Agências que constroem narrativas, clientes dividindo conhecimento do negócio e plataformas com soluções originais: basta querer


22 de julho de 2019 - 17h30

(Crédito: Fizkes/iStock)

Demorou uns quatro anos mas, finalmente, a criatividade em comunicação entendeu que a tecnologia é um meio e não um fim. E incorporou essas ferramentas disponíveis ao arsenal de referências e alternativas para o desenvolvimento de trabalhos que toquem as pessoas, resolvam problemas, criem relevância para marcas no cotidiano e, dessa forma, expandam as possibilidades da intersecção mais óbvia de todas, mas até aqui ainda pouco praticada de forma consistente e em escala.

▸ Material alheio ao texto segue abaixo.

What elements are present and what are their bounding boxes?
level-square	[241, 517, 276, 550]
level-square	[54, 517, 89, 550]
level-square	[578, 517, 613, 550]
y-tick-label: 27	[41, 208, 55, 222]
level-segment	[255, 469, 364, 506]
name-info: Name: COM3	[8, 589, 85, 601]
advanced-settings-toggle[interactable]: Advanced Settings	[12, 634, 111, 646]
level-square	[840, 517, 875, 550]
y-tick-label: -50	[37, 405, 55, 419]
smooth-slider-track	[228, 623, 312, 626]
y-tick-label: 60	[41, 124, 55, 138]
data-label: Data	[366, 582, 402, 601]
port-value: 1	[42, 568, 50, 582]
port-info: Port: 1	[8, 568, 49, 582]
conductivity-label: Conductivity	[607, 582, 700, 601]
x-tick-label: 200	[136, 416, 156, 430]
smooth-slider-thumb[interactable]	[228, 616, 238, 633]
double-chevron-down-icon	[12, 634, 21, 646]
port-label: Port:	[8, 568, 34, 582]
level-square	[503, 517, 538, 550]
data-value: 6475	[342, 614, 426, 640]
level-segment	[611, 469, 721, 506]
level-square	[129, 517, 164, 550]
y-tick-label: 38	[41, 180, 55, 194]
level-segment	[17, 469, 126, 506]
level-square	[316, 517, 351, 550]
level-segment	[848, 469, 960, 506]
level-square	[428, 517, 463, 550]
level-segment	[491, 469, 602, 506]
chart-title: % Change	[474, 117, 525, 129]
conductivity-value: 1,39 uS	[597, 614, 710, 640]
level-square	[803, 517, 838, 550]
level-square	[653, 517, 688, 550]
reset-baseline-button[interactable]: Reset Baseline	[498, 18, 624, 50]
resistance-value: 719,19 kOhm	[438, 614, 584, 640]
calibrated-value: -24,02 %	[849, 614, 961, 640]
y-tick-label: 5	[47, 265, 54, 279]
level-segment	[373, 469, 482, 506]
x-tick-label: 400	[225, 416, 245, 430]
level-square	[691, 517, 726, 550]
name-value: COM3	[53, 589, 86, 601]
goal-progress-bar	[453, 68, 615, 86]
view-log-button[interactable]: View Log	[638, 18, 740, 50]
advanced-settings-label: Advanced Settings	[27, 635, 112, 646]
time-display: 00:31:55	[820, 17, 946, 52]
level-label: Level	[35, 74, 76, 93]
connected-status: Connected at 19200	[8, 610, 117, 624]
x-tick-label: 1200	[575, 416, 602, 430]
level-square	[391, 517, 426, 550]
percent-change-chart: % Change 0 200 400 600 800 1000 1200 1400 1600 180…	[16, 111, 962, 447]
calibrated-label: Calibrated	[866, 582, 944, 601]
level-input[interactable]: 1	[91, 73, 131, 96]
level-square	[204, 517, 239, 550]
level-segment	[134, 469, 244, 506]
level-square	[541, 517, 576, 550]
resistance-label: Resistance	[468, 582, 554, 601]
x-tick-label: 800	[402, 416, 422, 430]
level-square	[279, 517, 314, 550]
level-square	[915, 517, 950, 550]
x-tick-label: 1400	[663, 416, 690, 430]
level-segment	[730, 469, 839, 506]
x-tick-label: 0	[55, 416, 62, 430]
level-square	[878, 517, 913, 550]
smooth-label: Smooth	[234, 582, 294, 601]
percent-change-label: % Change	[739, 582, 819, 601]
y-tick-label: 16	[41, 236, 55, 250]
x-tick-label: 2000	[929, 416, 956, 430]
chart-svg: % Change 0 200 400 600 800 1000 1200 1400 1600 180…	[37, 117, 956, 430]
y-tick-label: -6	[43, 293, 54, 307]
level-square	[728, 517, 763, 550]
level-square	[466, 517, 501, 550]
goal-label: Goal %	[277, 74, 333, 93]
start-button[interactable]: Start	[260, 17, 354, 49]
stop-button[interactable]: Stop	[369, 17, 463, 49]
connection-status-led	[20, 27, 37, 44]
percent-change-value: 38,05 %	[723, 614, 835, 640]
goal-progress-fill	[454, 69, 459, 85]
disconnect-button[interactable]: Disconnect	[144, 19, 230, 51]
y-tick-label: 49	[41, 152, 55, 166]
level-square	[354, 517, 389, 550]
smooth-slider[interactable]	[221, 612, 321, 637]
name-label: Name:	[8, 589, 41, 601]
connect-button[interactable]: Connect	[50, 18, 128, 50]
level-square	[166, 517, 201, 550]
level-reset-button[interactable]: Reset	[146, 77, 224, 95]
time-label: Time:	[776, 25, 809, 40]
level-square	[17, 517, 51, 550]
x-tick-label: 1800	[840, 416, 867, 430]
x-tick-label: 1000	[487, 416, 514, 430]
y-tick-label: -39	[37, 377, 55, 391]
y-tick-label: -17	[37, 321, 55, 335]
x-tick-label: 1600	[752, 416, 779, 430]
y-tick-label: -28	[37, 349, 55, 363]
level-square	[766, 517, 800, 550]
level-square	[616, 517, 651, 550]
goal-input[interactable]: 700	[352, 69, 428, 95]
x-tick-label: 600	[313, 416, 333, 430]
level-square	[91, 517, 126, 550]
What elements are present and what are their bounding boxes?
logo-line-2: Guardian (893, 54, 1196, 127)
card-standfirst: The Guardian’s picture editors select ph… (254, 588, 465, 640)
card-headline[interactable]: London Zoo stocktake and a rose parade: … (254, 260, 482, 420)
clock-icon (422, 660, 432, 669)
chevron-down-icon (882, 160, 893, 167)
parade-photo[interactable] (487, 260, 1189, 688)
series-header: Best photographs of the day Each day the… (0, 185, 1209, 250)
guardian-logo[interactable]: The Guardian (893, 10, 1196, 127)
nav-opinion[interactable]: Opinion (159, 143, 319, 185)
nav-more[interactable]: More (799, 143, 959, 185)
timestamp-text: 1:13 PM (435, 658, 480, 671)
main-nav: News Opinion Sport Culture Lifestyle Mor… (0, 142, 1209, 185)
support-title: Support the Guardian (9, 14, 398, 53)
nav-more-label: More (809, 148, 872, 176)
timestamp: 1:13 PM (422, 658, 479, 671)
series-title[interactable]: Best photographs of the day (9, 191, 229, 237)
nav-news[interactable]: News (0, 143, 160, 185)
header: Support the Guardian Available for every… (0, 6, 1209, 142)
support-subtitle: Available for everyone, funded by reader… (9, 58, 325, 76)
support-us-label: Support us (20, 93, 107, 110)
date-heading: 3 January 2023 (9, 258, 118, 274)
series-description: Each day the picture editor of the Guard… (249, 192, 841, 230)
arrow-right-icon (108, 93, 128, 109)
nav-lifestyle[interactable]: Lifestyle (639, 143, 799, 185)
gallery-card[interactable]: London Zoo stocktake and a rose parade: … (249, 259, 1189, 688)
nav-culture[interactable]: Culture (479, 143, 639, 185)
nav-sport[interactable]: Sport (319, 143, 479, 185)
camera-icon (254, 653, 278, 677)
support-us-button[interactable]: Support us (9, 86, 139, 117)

O Festival de Cannes 2019 premiou de forma mais contundente, e talvez definitiva, as ideias que traziam a criatividade no centro, mas usando as possibilidades da tecnologia na construção de um output mais contemporâneo e funcional. Menos a “expectativa de” e mais “fizemos isso e obtivemos este resultado”.

Trata-se de uma real evolução onde se buscou menos a sofisticação de uma nova plataforma por si e mais a constatação de que as pessoas se comportam de forma omni e que qualquer processo criativo tem, hoje, esta oportunidade. Chamo isso de oportunidade porque a boa e velha pertinência e o bom senso ainda são a melhor bússola para a construção de uma marca ou um projeto de sucesso.

Com isso, vem também o que pode ser uma maior maturidade entre os papéis dos players e mais importante, suas expectativas. Dizem que uma expectativa é uma decepção pronta para acontecer, e por um certo tempo, agências e anunciantes viveram esta lógica, graças às novas plataformas de interação e sua adoção pela humanidade.

No desejo de atender a demanda de seus clientes, grupos e agências buscaram primeiro diminuir essas redes, para depois criar alternativas para atender a necessidade de marcas em se aprofundar em dados e informações “hard”, que os consumidores começaram a gerar de forma exponencial nesse ambiente.

Vimos alguns bons resultados aqui e ali, mas muitos problemas no geral, uma dificuldade tremenda de agências na busca dos profissionais certos, no desenvolvimento das ferramentas corretas, no modelo de remuneração e em criar um mindset de transformar o que ela não dominava em algo de valor. Era o famoso “deixa que eu faço isso para você”.

Dados não necessariamente são como ideias, e uma indústria toda voltada para o desenvolvimento de mecanismos de persuasão e sedução, humana ao extremo, precisou começar a entender e a aprender com a possibilidade de ver o impacto que estes mesmos mecanismos criavam nas pessoas. Novas métricas e novas descobertas, além do NPS (Net Promoter Score) e do resultado de vendas/negócios. Pior do que isso: online e ontime.

Um novo jeito de fazer, mais rápido e dinâmico, com capacidade de mudar de direção e rota. Mais do que refém dos dados e da informação, incorporando estas respostas à estratégia. Ao mesmo tempo, anunciantes ficaram mais realistas: “dados e gestão de dados é parte do meu escopo. Trazemos os insights ‘hard’, vocês nos ajudam com as idéias ‘soft’ e com isso conquistamos os objetivos juntos, sem ego, sem fornecedor x clientes. Uma soma de skills”.

Nesse cenário a que chegamos, sai a agência faz tudo, entra a agência que, com criatividade, sensibilidade e brilhantismo, constrói narrativas que tocam as pessoas e tiram marcas do cluster para, assim, criar valor e atingir os objetivos. Sai o cliente que busca tirar tudo da agência pelo “fee” e entra o cliente maduro, que traz sua capacidade e conhecimento do negócio e dos seus consumidores para a mesa como forma de agregar e validar caminhos estratégicos e criativos que buscam construir o sucesso. Sai a plataforma ou mídia interessada em vender o seu “jeito de fazer” e entra a plataforma que abraça e entende a necessidade de cada projeto/job/campanha para desenvolver uma solução única e original. Basta querer fazer.